Enjoying the moment

Brett Favre extends one of his best seasons in Hall of Fame career

For all the success Brett Favre had during the 2007 season, he was wondering just after a few minutes of Saturday's NFC divisional playoff against Seattle if it wasn't meant to be. Packers running back Ryan Grant fumbled on the first two possessions of the game and the Packers fell behind 14-0.

Then the snow started falling.

When it rains, it pours, right?

What about when it snows?

Apparently, when it snows the Packers get going, because Favre and Co. erased that 14-0 deficit quicker than you can say, "Brett Favre for MVP."

The veteran quarterback engineered six straight touchdown drives as the Packers smothered Seattle, 42-20 at Lambeau Field, and are now headed to their first NFC title game since the 1997 season – the last season the Packers made the Super Bowl.

Favre admitted when his team fell behind 14-0, he was worried.

"When we were down 14-0, I have to admit I was not very optimistic," Favre said. "I thought, 'Oh boy, this ain't too good. This is the exact game I didn't want to be in."

Favre and the Packers may have been concerned but it didn't take long for them to change the momentum in the game. The Packers sliced Seattle's defense all day, with Ryan Grant rushing for a team playoff-record 201 yards and three touchdowns, and Favre torched the Seahawks' secondary.

The veteran quarterback completed 17-of-23 passes for 173 yards and three touchdowns, which calculates into a 137.6 passer rating, his best ever in the postseason. Most of the game, it appeared the snow was more visible than the football, but Favre found a way to play like it was an sunny, 80-degree day.

Two of Favre's TD tosses went to wide receiver Greg Jennings, giving him 14 TD catches this season, but his most memorable throw came on a vintage Favre play that opposing coach Mike Holmgren likely saw too many times during his coaching tenure with the Packers.

Favre was flushed out of the pocket to his right and while stumbling saw tight end Donald Lee and flipped the ball underhand to Lee, who caught the pass for a first down. On the next play, the Packers scored, making it 28-17.

In many circles this is a risky play, but for Favre it was par for the course.

"What a backbreaker, really," Favre said. "If I did that play 10 times, nine times I probably fall flat on my face or it falls incomplete. If you're sitting on their sidelines, as I would have felt had I saw that happen to us, it's like, ‘What do we have to do?'"

Packers coach Mike McCarthy has seen enough of Favre the past two seasons to know this happens.

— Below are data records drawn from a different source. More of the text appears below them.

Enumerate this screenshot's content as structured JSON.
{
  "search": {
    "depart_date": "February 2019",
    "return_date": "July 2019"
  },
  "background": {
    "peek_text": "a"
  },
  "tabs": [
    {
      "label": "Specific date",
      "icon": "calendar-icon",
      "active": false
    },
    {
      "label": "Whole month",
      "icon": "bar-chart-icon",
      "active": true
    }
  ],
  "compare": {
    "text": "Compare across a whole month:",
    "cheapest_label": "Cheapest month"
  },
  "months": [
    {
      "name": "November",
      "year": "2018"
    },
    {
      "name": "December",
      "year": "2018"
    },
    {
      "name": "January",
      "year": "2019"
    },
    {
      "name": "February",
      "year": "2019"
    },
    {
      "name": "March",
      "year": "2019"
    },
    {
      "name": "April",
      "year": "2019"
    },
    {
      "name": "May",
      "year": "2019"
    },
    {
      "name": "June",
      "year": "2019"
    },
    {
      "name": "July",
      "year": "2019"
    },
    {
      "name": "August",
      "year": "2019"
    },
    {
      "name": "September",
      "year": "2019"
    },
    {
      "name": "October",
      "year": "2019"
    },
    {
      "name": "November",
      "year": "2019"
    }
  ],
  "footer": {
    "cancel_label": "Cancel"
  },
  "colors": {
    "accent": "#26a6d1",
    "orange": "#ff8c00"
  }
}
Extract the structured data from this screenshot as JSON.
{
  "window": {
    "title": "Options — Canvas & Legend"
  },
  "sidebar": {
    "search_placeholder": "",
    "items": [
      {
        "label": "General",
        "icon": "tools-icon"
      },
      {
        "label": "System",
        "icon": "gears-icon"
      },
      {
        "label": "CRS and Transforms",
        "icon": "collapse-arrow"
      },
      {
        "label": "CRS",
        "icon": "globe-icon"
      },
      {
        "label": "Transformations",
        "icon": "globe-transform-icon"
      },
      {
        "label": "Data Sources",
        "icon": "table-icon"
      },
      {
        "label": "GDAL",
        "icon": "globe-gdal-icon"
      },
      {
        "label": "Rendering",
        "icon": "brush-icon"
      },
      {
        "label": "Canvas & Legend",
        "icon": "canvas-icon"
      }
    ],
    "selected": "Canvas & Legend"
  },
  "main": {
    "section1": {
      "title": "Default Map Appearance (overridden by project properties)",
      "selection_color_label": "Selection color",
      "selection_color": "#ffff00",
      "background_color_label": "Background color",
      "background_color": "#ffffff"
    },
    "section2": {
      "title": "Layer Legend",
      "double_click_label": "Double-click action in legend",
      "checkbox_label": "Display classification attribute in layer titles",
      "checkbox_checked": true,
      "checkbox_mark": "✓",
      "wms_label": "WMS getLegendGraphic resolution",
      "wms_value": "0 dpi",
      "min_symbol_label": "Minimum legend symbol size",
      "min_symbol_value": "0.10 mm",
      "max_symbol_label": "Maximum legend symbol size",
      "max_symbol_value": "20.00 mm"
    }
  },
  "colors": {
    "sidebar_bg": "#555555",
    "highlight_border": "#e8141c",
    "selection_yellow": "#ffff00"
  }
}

"I wasn't, 'Wow!'" McCarthy said. "But I'm glad he completed it. It didn't start off with wow, I can tell you that.

"He's a special player. He's clearly one of the all-time greats or the best that ever played the game."

While Favre delivered one of his best postseason performances of all time, in the days leading up to the game there were stories in newspapers and segments on talk-radio talking about whether "Good Brett" or "Bad Brett," would show up. This was based on his most recent playoff performances, which were struggles.

Clearly, the media was forgetting about 2007, where Favre took us all on a ride back to his glory years, where he was as good as he has been, maybe with the exception of his three MVP seasons. He compiled a 95.7 passer rating, threw 28 touchdowns passes, was named second-team All-Pro and led a team with no playoff prospects at the start of the season – at least that's what many of us thought – to a 13-3 record, a NFC North Division title and now a date in the NFC title game.

"Bad Brett" should've never been a thought. Prior to the game, my thought was Favre would make one more play than Seahawks quarterback Matt Hasselbeck and that would be the difference. Obviously, Favre made more than one more good play. The future Hall of Famer was near-perfect on a day which was more suited for throwing snowballs than footballs.

In fact, Favre threw one snowball – at receiver Donald Driver – and as expected he hit him.

Snowball or football, it didn't matter this day, Favre put together a performance at age 38 that once again reminds us how fortunate Packers fans the rest of the NFL have been to watch his magic over the seasons.

If this was his last game at Lambeau Field, what a way to go out. Still, I, like many, believe he's coming back.

Days before the game, a story came out quoting Favre himself that he wanted to return for another season, and some saw it as a distraction, and said, "Why is he saying this now?" Anybody who knows Favre knows he would never jeopardize a game, let alone a playoff game, with his future as the topic. Media run with stories to fill the paper and air waves.

The talk never resonated in the Packers' locker room.

"I haven't decided on next year," said Favre. "I'm pleased that we won this game and that was ... a distraction a little bit. But the good thing about those guys is, they had no idea that story was even out."

With the 2008 season at least one game away from being a thought, Favre talked about what this win means to him. They mean more than ever, which is only human nature. He's nearing the end of an awesome career and is living for every moment.

"It does make you appreciate it," Favre said of winning. "We could be 3-13 next year. Who knows? So enjoy it and try to get the most out of it."